Innovative Synergy: The Power of Design-Engineering Teams

Date: February 21, 2025; Time: 2:30 PM Location: PWEB 175

Abstract: In today’s fast-paced product development landscape, collaboration between engineers and industrial designers is more crucial than ever. However, misaligned goals, communication gaps, and process inefficiencies often hinder progress. In this talk, Robert explores practical strategies to bridge the divide between design and engineering, enabling teams to work faster and smarter without sacrificing creativity or functionality. Drawing from real-world case studies, he’ll discuss tools and methodologies—such as iterative prototyping, cross-functional workflows, and shared digital platforms—that foster synergy and streamline the product development process. Attendees will leave with actionable insights to enhance collaboration, reduce time-to-market, and create innovative, user-focused products. Whether you’re a designer, an engineer, or a product manager, this session offers a fresh perspective on building better products together.

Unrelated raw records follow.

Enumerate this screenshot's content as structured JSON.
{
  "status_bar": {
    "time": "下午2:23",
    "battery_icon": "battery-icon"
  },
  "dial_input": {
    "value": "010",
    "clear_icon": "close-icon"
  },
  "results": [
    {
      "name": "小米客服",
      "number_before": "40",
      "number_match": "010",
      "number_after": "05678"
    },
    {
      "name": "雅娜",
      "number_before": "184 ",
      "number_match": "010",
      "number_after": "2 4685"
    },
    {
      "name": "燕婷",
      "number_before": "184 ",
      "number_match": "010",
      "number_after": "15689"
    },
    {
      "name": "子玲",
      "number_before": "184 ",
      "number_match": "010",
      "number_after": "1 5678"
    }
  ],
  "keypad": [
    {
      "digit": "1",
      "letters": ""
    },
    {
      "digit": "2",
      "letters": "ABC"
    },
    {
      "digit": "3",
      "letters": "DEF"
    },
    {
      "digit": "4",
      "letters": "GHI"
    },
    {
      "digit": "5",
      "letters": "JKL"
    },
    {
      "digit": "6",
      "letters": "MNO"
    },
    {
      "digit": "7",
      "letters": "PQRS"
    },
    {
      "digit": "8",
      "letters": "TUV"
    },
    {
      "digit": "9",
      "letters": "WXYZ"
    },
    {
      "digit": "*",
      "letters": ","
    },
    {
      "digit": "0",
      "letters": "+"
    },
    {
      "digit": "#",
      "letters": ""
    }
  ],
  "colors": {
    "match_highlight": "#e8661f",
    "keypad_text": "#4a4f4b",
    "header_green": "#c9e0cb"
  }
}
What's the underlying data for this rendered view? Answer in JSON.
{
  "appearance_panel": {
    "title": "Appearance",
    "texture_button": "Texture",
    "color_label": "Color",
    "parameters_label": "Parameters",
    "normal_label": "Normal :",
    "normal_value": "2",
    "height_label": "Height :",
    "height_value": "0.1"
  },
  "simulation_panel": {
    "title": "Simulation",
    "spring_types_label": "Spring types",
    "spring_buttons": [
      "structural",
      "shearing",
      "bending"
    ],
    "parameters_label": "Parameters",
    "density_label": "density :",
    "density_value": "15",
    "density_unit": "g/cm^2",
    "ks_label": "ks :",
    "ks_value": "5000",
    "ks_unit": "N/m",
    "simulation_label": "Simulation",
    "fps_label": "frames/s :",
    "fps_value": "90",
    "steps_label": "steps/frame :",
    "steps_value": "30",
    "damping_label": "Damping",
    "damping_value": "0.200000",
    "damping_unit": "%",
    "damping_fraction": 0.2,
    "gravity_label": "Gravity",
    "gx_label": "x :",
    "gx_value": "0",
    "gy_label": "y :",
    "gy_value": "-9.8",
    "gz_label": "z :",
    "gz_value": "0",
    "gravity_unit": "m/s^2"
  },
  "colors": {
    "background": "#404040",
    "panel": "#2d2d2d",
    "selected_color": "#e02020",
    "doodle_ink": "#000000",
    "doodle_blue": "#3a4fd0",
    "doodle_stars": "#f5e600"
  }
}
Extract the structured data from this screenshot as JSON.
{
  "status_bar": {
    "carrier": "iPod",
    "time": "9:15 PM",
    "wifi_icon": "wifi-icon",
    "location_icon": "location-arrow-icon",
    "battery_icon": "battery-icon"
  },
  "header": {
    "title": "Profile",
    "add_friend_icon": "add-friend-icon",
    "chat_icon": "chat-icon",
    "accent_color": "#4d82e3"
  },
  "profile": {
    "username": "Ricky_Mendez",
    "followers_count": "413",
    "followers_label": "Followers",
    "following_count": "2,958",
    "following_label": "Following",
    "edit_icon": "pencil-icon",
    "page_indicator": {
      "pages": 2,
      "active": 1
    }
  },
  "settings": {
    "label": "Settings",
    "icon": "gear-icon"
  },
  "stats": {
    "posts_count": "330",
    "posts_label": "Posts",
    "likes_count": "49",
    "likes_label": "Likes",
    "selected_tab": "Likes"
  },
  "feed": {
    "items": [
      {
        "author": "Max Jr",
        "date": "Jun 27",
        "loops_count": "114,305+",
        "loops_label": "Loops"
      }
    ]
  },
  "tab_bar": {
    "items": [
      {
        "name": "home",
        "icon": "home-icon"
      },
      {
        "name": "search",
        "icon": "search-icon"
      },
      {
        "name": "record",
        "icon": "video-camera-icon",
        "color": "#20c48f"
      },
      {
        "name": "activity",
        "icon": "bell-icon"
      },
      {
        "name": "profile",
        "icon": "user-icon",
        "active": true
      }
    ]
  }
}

Biographical Sketch: Robert is a distinguished Principal Industrial Designer of irwindesigned LLC, founded in 2007. He also works for Eureka in R&D as a Sr. Industrial Design Engineer in Advanced Development. Renowned for his expertise in sustainable product development and industrial design strategy, Robert has collaborated with leading clients like Amazon, Hoover, PepsiCo, and Hershey’s. His work spans user research, CAD modeling, prototyping, and environmental impact assessment. Beyond his firm, he has led groundbreaking projects, including the Amazon Dash Cart and net-zero energy homes, and secured numerous patents for his inventions. Robert is also an educator, founding the Learn Industrial Design platform for on-demand courses, and hosts the “Designing In The Wild” podcast. With a Bachelor of Arts in Industrial Design from The Art Institute of Colorado and certifications in sustainability and design thinking, he is a recognized thought leader in circular systems and life cycle thinking. His accolades include Consumer Product of the Year at the Colorado Inventor Showcase and features in prominent publications and media.